演奏会で取り上げられる機会が決して多いとは言えませんが、珠玉の一品と呼べる素敵な曲なのです。もしもこの曲を聴かれたことが無い方は、是非ともお聴きになられてほしい名曲です。

元々CDの種類も多くは有りませんが、僕が愛聴盤にしているのは下記の3つです。

516u2hymstl__ss500_ チョン・キョンファ(Vn)、ケンぺ指揮ロイヤル・フィル(1972年録音/DECCA盤) この曲は余りにたっぷりと歌われると甘さが過多になって爽やかさが失われてしまいます。大家が演奏すると往々に陥りやすいです。ドイツの森では無く、北国スコットランドの景色を目の当たりにするような空気感が欲しいのです。その点、若きキョンファのバイオリンは実に端正で余分な脂肪分が無く、凛とした雰囲気がこの曲にうってつけです。懐かしい歌い方といい、リズムの切れの良さと言い、正に最高です。更に名匠ケンぺのオケ伴奏も実に素晴らしく、それほど優秀でもないロイヤル・フィルからうっとりとするような美しい演奏を引き出しています。この演奏は、この曲の不滅の名盤だと思います。

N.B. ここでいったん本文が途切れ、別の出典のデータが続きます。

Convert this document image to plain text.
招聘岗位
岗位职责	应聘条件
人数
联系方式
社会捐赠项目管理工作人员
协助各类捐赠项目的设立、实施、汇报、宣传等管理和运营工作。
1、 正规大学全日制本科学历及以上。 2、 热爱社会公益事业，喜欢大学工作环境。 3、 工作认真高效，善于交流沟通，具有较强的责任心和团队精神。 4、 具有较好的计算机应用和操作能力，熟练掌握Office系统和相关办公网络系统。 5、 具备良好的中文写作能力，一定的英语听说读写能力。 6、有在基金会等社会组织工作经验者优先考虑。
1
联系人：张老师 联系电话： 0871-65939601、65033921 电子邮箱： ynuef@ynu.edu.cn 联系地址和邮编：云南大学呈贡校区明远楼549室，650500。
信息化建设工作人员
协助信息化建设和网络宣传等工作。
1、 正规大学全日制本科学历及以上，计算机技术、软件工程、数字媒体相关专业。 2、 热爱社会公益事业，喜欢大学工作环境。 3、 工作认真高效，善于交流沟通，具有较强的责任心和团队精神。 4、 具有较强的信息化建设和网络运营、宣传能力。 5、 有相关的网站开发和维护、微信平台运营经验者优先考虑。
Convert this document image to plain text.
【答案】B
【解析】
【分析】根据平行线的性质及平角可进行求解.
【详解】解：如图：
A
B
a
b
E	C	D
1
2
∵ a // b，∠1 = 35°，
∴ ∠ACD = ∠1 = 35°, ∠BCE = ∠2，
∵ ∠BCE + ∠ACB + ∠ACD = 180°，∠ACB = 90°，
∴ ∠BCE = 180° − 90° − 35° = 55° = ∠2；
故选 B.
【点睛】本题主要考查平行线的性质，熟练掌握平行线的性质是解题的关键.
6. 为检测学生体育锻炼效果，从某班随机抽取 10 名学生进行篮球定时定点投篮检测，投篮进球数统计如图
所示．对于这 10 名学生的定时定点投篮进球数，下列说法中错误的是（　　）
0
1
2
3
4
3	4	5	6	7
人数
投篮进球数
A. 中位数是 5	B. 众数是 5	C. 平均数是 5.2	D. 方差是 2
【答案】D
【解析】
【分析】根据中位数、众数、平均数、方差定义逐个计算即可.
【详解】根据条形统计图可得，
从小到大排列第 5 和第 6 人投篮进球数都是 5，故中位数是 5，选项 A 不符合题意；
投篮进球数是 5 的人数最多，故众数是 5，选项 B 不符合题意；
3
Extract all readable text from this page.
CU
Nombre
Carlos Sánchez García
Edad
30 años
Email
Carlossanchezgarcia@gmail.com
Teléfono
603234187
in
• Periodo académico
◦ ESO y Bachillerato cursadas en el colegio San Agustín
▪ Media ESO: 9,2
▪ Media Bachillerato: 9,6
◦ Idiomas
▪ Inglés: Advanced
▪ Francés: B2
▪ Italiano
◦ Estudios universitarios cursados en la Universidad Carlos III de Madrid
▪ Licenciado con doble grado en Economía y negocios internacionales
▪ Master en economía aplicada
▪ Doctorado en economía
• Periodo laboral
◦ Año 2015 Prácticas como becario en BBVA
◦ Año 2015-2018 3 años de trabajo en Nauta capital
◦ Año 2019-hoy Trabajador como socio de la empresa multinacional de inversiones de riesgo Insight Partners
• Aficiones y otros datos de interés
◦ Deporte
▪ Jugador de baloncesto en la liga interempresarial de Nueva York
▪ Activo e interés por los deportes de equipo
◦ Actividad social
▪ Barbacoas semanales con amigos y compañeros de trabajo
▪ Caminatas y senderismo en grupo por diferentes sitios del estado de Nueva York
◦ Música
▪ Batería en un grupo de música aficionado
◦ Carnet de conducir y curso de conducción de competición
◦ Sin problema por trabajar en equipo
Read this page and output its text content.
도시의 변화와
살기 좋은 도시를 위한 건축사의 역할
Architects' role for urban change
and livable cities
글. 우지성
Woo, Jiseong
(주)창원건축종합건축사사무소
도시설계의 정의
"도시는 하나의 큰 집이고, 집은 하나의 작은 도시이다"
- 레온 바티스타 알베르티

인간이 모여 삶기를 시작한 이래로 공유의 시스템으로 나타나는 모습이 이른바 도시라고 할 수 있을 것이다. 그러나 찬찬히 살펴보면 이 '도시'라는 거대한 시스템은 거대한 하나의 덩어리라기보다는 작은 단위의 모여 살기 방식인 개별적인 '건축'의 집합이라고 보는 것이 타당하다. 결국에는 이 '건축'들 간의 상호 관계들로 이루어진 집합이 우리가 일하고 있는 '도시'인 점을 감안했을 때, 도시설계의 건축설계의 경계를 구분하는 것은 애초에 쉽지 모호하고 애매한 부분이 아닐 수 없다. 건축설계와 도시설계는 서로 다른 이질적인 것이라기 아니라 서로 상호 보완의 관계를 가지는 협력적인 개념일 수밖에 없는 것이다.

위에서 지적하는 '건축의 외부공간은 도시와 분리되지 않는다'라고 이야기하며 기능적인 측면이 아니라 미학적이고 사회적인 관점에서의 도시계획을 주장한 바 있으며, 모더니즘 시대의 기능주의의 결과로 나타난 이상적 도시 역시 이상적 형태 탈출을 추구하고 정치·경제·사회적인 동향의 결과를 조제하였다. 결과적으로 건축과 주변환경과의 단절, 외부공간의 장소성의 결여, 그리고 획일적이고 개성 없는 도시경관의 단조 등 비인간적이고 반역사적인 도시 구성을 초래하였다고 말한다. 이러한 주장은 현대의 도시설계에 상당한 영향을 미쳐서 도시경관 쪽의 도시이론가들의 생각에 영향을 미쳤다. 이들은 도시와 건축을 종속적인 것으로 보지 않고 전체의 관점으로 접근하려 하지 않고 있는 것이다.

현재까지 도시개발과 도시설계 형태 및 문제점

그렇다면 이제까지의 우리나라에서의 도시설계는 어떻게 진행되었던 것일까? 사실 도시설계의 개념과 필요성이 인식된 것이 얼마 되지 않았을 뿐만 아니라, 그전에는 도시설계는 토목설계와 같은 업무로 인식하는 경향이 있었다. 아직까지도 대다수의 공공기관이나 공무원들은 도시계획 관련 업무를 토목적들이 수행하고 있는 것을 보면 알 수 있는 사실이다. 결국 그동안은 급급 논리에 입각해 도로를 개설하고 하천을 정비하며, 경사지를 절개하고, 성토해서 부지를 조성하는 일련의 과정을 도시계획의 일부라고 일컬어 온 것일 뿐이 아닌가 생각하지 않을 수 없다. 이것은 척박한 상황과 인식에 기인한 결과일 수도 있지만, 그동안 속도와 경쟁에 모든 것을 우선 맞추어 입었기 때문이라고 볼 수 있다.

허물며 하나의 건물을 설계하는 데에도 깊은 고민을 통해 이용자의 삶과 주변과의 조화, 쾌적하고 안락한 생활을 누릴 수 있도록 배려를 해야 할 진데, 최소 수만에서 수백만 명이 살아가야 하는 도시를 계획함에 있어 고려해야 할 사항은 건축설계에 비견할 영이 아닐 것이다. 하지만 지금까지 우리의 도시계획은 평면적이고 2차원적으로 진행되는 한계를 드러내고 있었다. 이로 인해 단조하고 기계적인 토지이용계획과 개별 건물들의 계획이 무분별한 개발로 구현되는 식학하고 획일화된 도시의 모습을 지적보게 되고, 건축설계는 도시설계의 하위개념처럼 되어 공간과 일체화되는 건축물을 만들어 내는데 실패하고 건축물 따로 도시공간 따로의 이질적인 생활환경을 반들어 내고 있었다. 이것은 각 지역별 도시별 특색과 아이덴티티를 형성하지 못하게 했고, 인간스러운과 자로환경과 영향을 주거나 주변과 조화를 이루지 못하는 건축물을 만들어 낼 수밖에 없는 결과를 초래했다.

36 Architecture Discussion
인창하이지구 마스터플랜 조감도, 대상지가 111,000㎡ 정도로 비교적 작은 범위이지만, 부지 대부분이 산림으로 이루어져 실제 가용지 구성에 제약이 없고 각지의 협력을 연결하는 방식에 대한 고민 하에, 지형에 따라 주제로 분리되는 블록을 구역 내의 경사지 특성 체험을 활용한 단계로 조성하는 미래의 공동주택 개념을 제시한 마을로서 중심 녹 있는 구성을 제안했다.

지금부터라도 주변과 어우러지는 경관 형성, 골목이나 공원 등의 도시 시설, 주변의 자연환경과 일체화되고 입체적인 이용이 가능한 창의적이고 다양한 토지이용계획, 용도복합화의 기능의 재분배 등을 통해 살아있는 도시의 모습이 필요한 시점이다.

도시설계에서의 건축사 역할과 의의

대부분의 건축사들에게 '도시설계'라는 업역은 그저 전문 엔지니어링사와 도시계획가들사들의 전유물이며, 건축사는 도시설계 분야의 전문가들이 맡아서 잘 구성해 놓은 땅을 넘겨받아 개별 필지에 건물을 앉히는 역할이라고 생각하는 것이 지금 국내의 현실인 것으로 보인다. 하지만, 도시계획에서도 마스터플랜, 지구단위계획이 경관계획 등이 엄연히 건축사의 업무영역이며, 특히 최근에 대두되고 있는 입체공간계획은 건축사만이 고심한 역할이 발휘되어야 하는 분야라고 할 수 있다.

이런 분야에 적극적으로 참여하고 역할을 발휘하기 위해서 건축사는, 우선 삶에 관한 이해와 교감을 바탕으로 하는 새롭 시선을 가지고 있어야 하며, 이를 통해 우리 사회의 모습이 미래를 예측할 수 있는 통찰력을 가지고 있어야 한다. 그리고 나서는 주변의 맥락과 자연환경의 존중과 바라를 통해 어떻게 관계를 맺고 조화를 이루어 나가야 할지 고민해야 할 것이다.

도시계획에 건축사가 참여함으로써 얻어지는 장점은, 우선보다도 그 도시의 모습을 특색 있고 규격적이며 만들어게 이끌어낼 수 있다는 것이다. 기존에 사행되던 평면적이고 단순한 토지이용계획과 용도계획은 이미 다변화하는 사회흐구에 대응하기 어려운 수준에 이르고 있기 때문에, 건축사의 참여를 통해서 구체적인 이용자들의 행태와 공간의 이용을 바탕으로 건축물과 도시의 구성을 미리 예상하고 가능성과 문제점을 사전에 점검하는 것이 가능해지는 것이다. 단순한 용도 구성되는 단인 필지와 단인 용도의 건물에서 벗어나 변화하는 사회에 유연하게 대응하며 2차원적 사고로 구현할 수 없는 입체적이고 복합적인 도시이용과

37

51vg6rqyvl_2五嶋みどり(Vn)、メータ指揮イスラエル・フィル(1993年録音) 五嶋みどりの初期の録音です。カップリングのシベリウスでは透徹した曲の魅力が十分に演奏できているとは思えませんでしたが、このブルッフは素晴らしいです。若さに似合わずどっしりとした恰幅の良さを感じますが、脂肪分は少なくとても爽やかです。技術的にも非常に安心感が有りますし、歌心にも不足しません。メータ指揮のオケも響きが美しく、全体的に北欧のクールさよりはドイツ風の空気を感じさせますが、この曲の名演としてチョン・キョンファに次ぐのではないでしょうか。

20091209_1551327 諏訪内晶子(Vn)、マリナ―指揮アカデミー室内管(1996年録音/フィリップス盤) わが愛しの晶子嬢、24歳の時の録音です。演奏本位で言えば、キョンファ盤以外は何も要らないと言いたいところですが、プレイヤー本位(というかCDジャケット本位?)ということで、やはり晶子嬢です。そのお嬢様も今ではすっかり大人の女性になり、私生活や脱税問題で色々と叩かれて苦労しているようなので気の毒です。キョンファの名演奏には敵いませんが、彼女のスリムな体形のように脂肪分少なく爽やかな演奏なので、決して悪くありません。

<補足>
五嶋みどり/メータ盤を追記しました。